Continued front page    (72) Inventor Yasuhiro Tomita             1003 Egawa, Gyoda-shi, Saitama Prefecture Okaya Electric Co., Ltd.             Saitama Manufacturing Co., Ltd. F-term (reference) 2G043 AA04 BA01 CA05 EA01 GA02                       GA06 GB01 HA02 KA02 KA03                       LA05 MA11                 5C043 BB01 CD10

Claims (3)

[Claims] 1. A case comprising a case having an opening on one surface and an ultraviolet lamp housed in the case, wherein the ultraviolet radiating part of the ultraviolet lamp is exposed at the opening of the case and is provided in the case.
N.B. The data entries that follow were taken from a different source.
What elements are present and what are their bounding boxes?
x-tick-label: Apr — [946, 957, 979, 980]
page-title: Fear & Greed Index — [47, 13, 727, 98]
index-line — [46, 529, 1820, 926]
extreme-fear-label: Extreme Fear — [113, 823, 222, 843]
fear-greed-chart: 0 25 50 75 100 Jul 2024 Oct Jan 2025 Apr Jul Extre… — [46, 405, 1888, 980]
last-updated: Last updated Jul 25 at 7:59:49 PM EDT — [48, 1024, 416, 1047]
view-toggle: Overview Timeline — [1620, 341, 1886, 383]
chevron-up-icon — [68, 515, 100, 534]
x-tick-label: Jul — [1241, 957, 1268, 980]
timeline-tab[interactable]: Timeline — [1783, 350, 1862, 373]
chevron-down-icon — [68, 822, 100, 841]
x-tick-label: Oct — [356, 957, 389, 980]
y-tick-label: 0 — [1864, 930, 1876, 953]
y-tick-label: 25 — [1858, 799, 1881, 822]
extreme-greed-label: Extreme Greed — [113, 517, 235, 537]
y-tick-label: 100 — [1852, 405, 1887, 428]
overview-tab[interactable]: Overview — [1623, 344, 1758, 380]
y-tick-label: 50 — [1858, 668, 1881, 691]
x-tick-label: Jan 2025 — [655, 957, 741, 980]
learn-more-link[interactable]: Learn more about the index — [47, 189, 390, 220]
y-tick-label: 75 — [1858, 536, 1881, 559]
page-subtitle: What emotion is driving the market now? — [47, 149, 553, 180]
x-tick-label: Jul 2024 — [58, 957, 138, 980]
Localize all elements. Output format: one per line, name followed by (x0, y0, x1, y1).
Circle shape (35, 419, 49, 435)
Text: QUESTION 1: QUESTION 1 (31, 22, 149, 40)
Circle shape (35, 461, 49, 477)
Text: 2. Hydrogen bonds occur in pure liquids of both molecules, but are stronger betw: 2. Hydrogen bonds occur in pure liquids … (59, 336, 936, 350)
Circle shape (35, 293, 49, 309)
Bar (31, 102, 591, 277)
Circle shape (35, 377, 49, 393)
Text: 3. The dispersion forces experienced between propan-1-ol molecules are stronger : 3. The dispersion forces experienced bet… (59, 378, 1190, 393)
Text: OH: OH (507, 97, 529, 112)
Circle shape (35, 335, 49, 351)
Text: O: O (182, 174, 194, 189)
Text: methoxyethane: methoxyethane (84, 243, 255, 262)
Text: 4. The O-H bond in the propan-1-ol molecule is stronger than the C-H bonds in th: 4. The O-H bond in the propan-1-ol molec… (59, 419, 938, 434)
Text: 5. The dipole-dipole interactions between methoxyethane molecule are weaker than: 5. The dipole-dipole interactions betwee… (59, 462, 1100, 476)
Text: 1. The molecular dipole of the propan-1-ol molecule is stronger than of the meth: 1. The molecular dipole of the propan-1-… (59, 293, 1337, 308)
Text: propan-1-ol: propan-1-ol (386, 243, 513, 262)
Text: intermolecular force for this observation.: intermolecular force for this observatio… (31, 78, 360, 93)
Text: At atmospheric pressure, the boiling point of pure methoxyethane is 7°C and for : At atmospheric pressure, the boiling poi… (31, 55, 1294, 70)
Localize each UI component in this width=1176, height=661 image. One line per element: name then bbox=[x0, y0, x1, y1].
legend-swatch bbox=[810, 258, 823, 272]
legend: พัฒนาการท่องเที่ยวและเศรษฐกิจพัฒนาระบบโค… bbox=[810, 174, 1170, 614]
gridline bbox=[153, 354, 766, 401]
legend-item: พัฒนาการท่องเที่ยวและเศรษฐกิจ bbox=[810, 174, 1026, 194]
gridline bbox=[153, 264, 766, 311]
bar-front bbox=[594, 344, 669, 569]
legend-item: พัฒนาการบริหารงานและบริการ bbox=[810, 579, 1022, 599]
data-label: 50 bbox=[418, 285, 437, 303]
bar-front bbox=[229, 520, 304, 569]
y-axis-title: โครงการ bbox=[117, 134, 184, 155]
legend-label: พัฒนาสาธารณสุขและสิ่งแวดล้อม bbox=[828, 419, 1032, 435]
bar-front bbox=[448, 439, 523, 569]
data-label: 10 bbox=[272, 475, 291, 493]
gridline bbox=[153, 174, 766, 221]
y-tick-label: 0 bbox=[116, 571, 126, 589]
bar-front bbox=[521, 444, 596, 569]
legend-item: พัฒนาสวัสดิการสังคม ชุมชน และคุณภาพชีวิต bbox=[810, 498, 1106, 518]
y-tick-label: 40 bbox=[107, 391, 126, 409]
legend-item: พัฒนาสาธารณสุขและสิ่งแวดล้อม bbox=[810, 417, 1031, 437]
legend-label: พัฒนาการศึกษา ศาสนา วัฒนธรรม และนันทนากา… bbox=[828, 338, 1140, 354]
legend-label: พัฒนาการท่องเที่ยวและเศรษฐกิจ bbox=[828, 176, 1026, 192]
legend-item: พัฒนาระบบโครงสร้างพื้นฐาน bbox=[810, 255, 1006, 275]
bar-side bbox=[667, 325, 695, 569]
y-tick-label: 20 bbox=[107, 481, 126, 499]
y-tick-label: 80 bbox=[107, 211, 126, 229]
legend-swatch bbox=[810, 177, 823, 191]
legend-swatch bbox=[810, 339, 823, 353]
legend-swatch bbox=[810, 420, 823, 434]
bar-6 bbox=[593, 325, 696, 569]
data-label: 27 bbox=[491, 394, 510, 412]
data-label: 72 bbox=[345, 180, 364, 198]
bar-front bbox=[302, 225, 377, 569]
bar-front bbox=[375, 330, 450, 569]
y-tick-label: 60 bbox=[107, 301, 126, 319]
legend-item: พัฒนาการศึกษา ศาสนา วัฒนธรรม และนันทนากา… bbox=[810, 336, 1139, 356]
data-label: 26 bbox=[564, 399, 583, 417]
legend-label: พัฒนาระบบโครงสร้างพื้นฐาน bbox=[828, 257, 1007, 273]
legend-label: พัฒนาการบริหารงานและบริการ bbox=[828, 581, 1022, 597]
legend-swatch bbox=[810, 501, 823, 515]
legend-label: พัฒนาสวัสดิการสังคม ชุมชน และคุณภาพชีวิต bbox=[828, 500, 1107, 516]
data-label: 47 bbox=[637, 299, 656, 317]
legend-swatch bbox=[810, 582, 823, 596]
The ultraviolet ray radiated from the ultraviolet ray radiating portion of the ultraviolet lamp is a heavy metal-containing glass discriminator containing a reflection plate for reflecting toward the opening direction of the case, wherein the ultraviolet lamp is made of ultraviolet permeable glass, An airtight container provided with a straight pipe portion that constitutes the ultraviolet radiating portion and a sealing portion formed by sealing the openings at both ends of the straight pipe portion, and is arranged in the airtight container near both end sealing portions, respectively. A pair of discharge electrodes and an ultraviolet radiation gas filled in the airtight container are provided, and the reflection plate has a parabolic portion whose section is a parabola, and the ultraviolet lamp has a Straight pipe section Is disposed on the focal point of the parabolic portion of the reflection plate, the heavy metal-containing glass discriminator. 2. The ultraviolet radiating part of the ultraviolet lamp is formed in a substantially U shape having a pair of straight pipe parts and a curved pipe part for connecting and connecting both straight pipe parts, and one straight pipe part is formed. The straight pipe portion is disposed on the focal point of the parabolic portion of the reflector, and the other straight pipe portion is disposed close to the focal point of the parabolic portion of the reflector plate. Heavy metal containing glass discriminator. 3. The reflection plate has a pair of linear portions extending from both ends of the parabolic portion, and the tip of the linear portions is projected outside the opening of the case. The heavy metal-containing glass discriminator according to claim 1 or 2.